The Independent Commission Against Corruption has begun a public hearing into matters that prompted Ms Berejiklian’s shock resignation from the top job on October 1.

ICAC is investigating whether Ms Berejiklian “exercised public functions” in a position of conflict given her secret five-year relationship with disgraced former MP Daryl Maguire, which she admitted during hearings into his conduct in October last year.

It will probe whether she broke the law by failing to disclose her relationship with the former member for Wagga Wagga and whether she “was liable to allow or encourage” his conduct.

Ms Berejiklian will not appear as a witness this week, but on Monday the commission played part of a compulsory interview with her less than two weeks before she announced her resignation.

In the footage, counsel assisting the commission Scott Robertson asks if she suspected Mr Maguire had been engaged in corrupt conduct when she sacked him in July 2018 from his role as parliamentary secretary.

“I couldn’t make any assumption at that stage, he was professing his innocence and saying it was a misunderstanding,” Ms Berejiklian said.

“I was in shock.
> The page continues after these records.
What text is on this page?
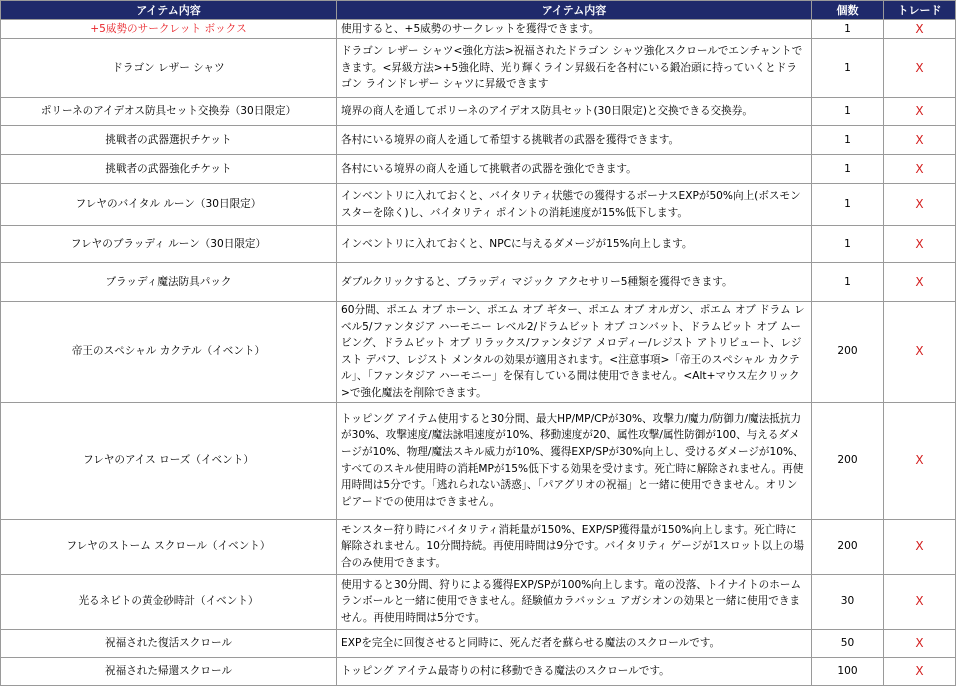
アイテム内容	アイテム内容	個数	トレード
+5威勢のサークレット ボックス	使用すると、+5威勢のサークレットを獲得できます。	1	X
ドラゴン レザー シャツ	ドラゴン レザー シャツ<強化方法>祝福されたドラゴン シャツ強化スクロールでエンチャントできます。<昇級方法>+5強化時、光り輝くライン昇級石を各村にいる鍛冶頭に持っていくとドラゴン ラインドレザー シャツに昇級できます	1	X
ポリーネのアイデオス防具セット交換券（30日限定）	境界の商人を通してポリーネのアイデオス防具セット(30日限定)と交換できる交換券。	1	X
挑戦者の武器選択チケット	各村にいる境界の商人を通して希望する挑戦者の武器を獲得できます。	1	X
挑戦者の武器強化チケット	各村にいる境界の商人を通して挑戦者の武器を強化できます。	1	X
フレヤのバイタル ルーン（30日限定）	インベントリに入れておくと、バイタリティ状態での獲得するボーナスEXPが50%向上(ボスモンスターを除く)し、バイタリティ ポイントの消耗速度が15%低下します。	1	X
フレヤのブラッディ ルーン（30日限定）	インベントリに入れておくと、NPCに与えるダメージが15%向上します。	1	X
ブラッディ魔法防具パック	ダブルクリックすると、ブラッディ マジック アクセサリー5種類を獲得できます。	1	X
帝王のスペシャル カクテル（イベント）	60分間、ポエム オブ ホーン、ポエム オブ ギター、ポエム オブ オルガン、ポエム オブ ドラム レベル5/ファンタジア ハーモニー レベル2/ドラムビット オブ コンバット、ドラムビット オブ ムービング、ドラムビット オブ リラックス/ファンタジア メロディー/レジスト アトリビュート、レジスト デバフ、レジスト メンタルの効果が適用されます。<注意事項>「帝王のスペシャル カクテル」、「ファンタジア ハーモニー」を保有している間は使用できません。<Alt+マウス左クリック>で強化魔法を削除できます。	200	X
フレヤのアイス ローズ（イベント）	トッピング アイテム使用すると30分間、最大HP/MP/CPが30%、攻撃力/魔力/防御力/魔法抵抗力が30%、攻撃速度/魔法詠唱速度が10%、移動速度が20、属性攻撃/属性防御が100、与えるダメージが10%、物理/魔法スキル威力が10%、獲得EXP/SPが30%向上し、受けるダメージが10%、すべてのスキル使用時の消耗MPが15%低下する効果を受けます。死亡時に解除されません。再使用時間は5分です。「逃れられない誘惑」、「パアグリオの祝福」と一緒に使用できません。オリンピアードでの使用はできません。	200	X
フレヤのストーム スクロール（イベント）	モンスター狩り時にバイタリティ消耗量が150%、EXP/SP獲得量が150%向上します。死亡時に解除されません。10分間持続。再使用時間は9分です。バイタリティ ゲージが1スロット以上の場合のみ使用できます。	200	X
光るネビトの黄金砂時計（イベント）	使用すると30分間、狩りによる獲得EXP/SPが100%向上します。竜の没落、トイナイトのホームランボールと一緒に使用できません。経験値カラバッシュ アガシオンの効果と一緒に使用できません。再使用時間は5分です。	30	X
祝福された復活スクロール	EXPを完全に回復させると同時に、死んだ者を蘇らせる魔法のスクロールです。	50	X
祝福された帰還スクロール	トッピング アイテム最寄りの村に移動できる魔法のスクロールです。	100	X
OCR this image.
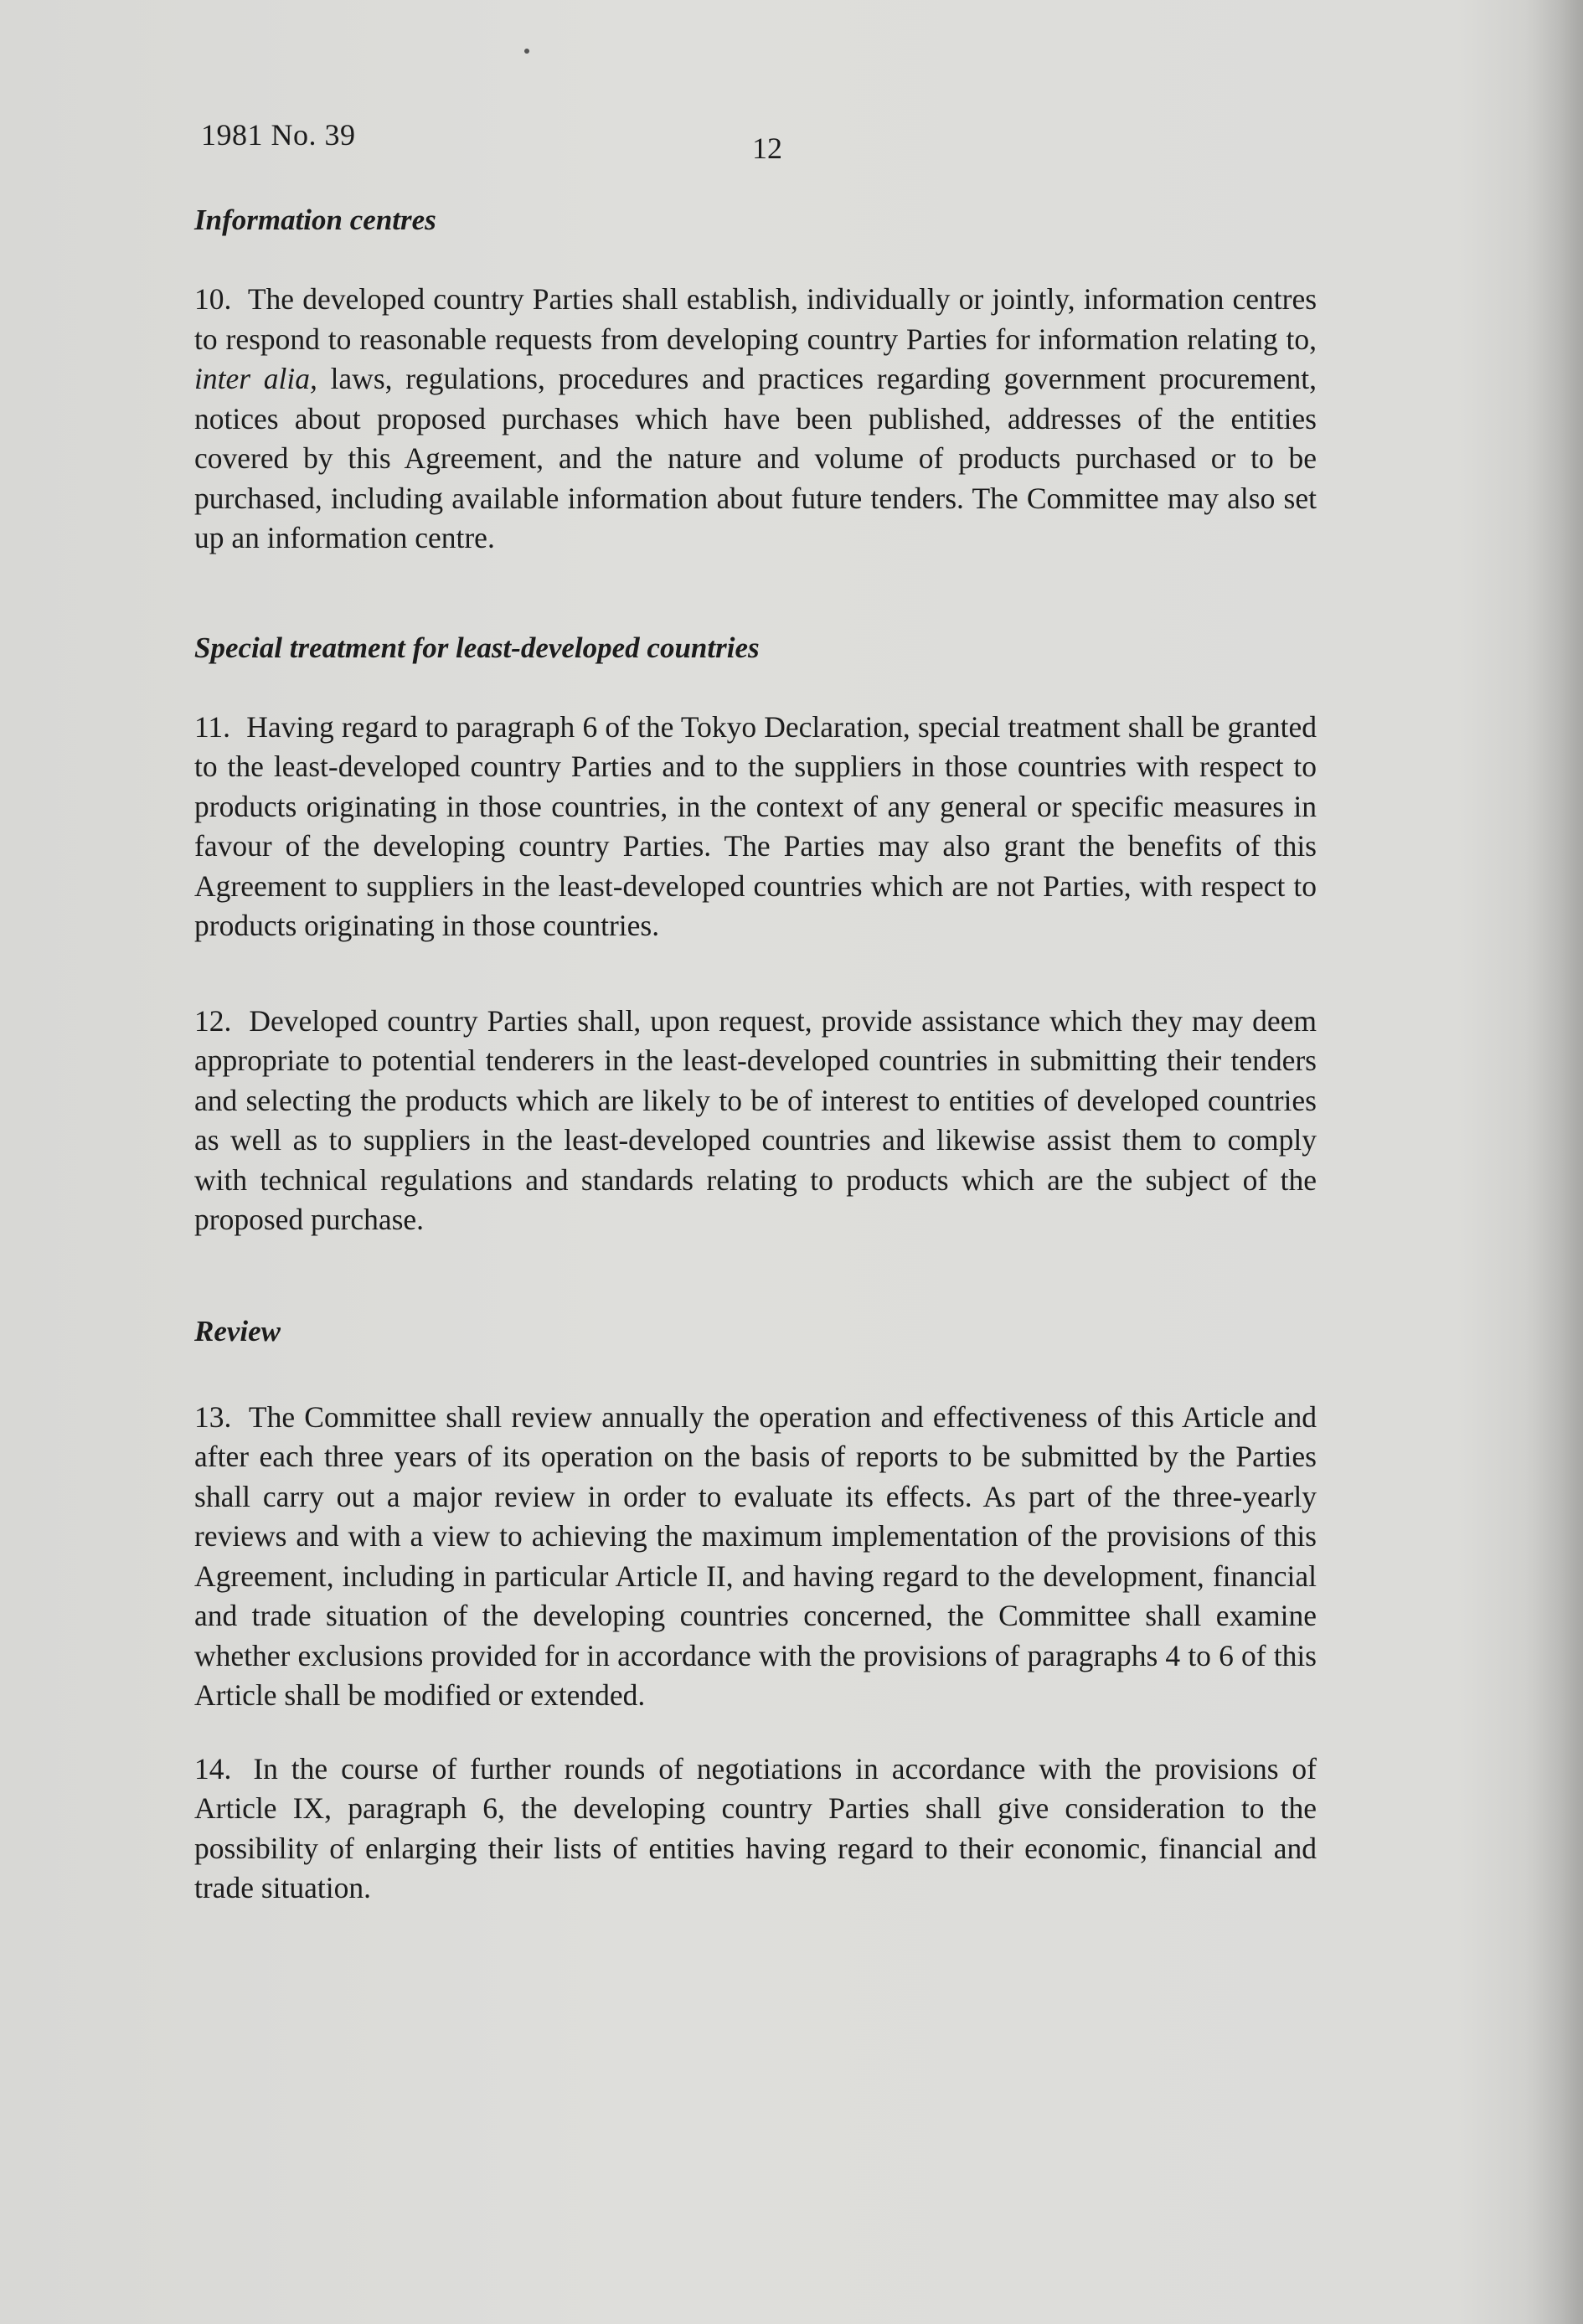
1981 No. 39	12
Information centres

10. The developed country Parties shall establish, individually or jointly, information centres to respond to reasonable requests from developing country Parties for information relating to, inter alia, laws, regulations, procedures and practices regarding government procurement, notices about proposed purchases which have been published, addresses of the entities covered by this Agreement, and the nature and volume of products purchased or to be purchased, including available information about future tenders. The Committee may also set up an information centre.

Special treatment for least-developed countries

11. Having regard to paragraph 6 of the Tokyo Declaration, special treatment shall be granted to the least-developed country Parties and to the suppliers in those countries with respect to products originating in those countries, in the context of any general or specific measures in favour of the developing country Parties. The Parties may also grant the benefits of this Agreement to suppliers in the least-developed countries which are not Parties, with respect to products originating in those countries.

12. Developed country Parties shall, upon request, provide assistance which they may deem appropriate to potential tenderers in the least-developed countries in submitting their tenders and selecting the products which are likely to be of interest to entities of developed countries as well as to suppliers in the least-developed countries and likewise assist them to comply with technical regulations and standards relating to products which are the subject of the proposed purchase.

Review

13. The Committee shall review annually the operation and effectiveness of this Article and after each three years of its operation on the basis of reports to be submitted by the Parties shall carry out a major review in order to evaluate its effects. As part of the three-yearly reviews and with a view to achieving the maximum implementation of the provisions of this Agreement, including in particular Article II, and having regard to the development, financial and trade situation of the developing countries concerned, the Committee shall examine whether exclusions provided for in accordance with the provisions of paragraphs 4 to 6 of this Article shall be modified or extended.

14. In the course of further rounds of negotiations in accordance with the provisions of Article IX, paragraph 6, the developing country Parties shall give consideration to the possibility of enlarging their lists of entities having regard to their economic, financial and trade situation.
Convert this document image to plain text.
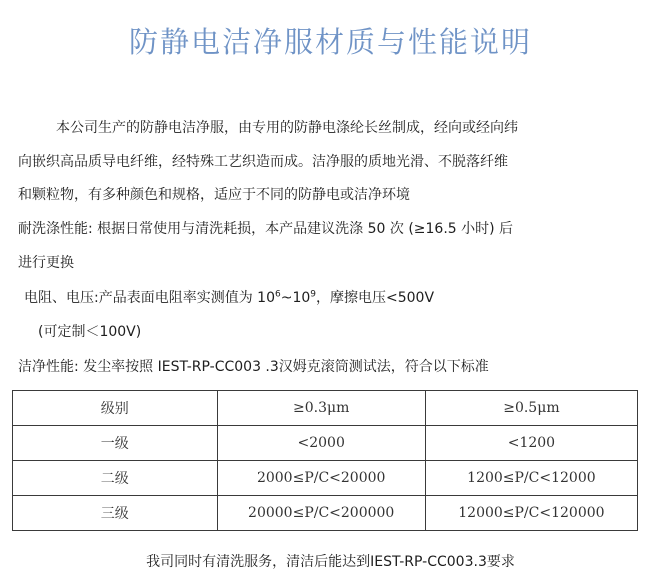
防静电洁净服材质与性能说明
本公司生产的防静电洁净服，由专用的防静电涤纶长丝制成，经向或经向纬
向嵌织高品质导电纤维，经特殊工艺织造而成。洁净服的质地光滑、不脱落纤维
和颗粒物，有多种颜色和规格，适应于不同的防静电或洁净环境
耐洗涤性能: 根据日常使用与清洗耗损，本产品建议洗涤 50 次 (≥16.5 小时) 后
进行更换
电阻、电压:产品表面电阻率实测值为 $10^6\sim 10^9$，摩擦电压<500V
(可定制＜100V)
洁净性能: 发尘率按照 IEST-RP-CC003 .3汉姆克滚筒测试法，符合以下标准
级别	≥0.3μm	≥0.5μm
一级	<2000	<1200
二级	2000≤P/C<20000	1200≤P/C<12000
三级	20000≤P/C<200000	12000≤P/C<120000
我司同时有清洗服务，清洁后能达到IEST-RP-CC003.3要求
I didn’t know what to think.”

Mr Robertson said he wasn’t asking whether she knew Mr Maguire had engaged in corrupt conduct but whether she suspected.

“I can’t remember what I thought at that time.”

The commission is investigating Ms Berejiklian’s role in millions of dollars worth of grant funding awarded to two projects in Mr Maguire’s electorate in 2018.

A NSW senior public servant told the corruption watchdog of an “extremely unusual” process to secure a funding grant at the centre of the inquiry.

NSW Office of Sport Director Michael Toohey testified that he was asked in 2016 to draft an urgent submission to the government’s expenditure review committee for a grant to for the Australian Clay Target Association in Wagga Wagga.

Mr Toohey said it was “extremely unusual” that he would be asked to put together a submission at such short notice, and described the way the grant’s benefit-to-cost ratio was calculated as “inadequate”.

The hearing is expected to run for about 10 days and will be overseen by ICAC Assistant Commissioner Ruth McColl SC.

In his opening address, Mr Robertson explained that under the ministerial code of conduct NSW ministers must exhibit, and be seen to exhibit, the highest standards of integrity.

Former bureaucrat turned NSW Rugby boss Paul Doorn will take to the witness box on Tuesday, having worked in similar roles during the period under scrutiny.

Nigel Blunden, a former strategy director to Ms Berejiklian’s predecessor Mike Baird is to appear on Wednesday, as will the former premier.

NSW deputy Liberal leader Stuart Ayres will follow suit on Friday.

Former Deputy Premier John Barilaro is expected to give evidence the following week.

Mr Maguire is accused of abusing his public office and improperly gaining a benefit for himself while serving as an MP between 2012 and 2018.

Premier Dominic Perrottet has said he would not watch the ICAC hearings.

“I’ll be working for the people of NSW today, and so will all of my team,” he said on Monday.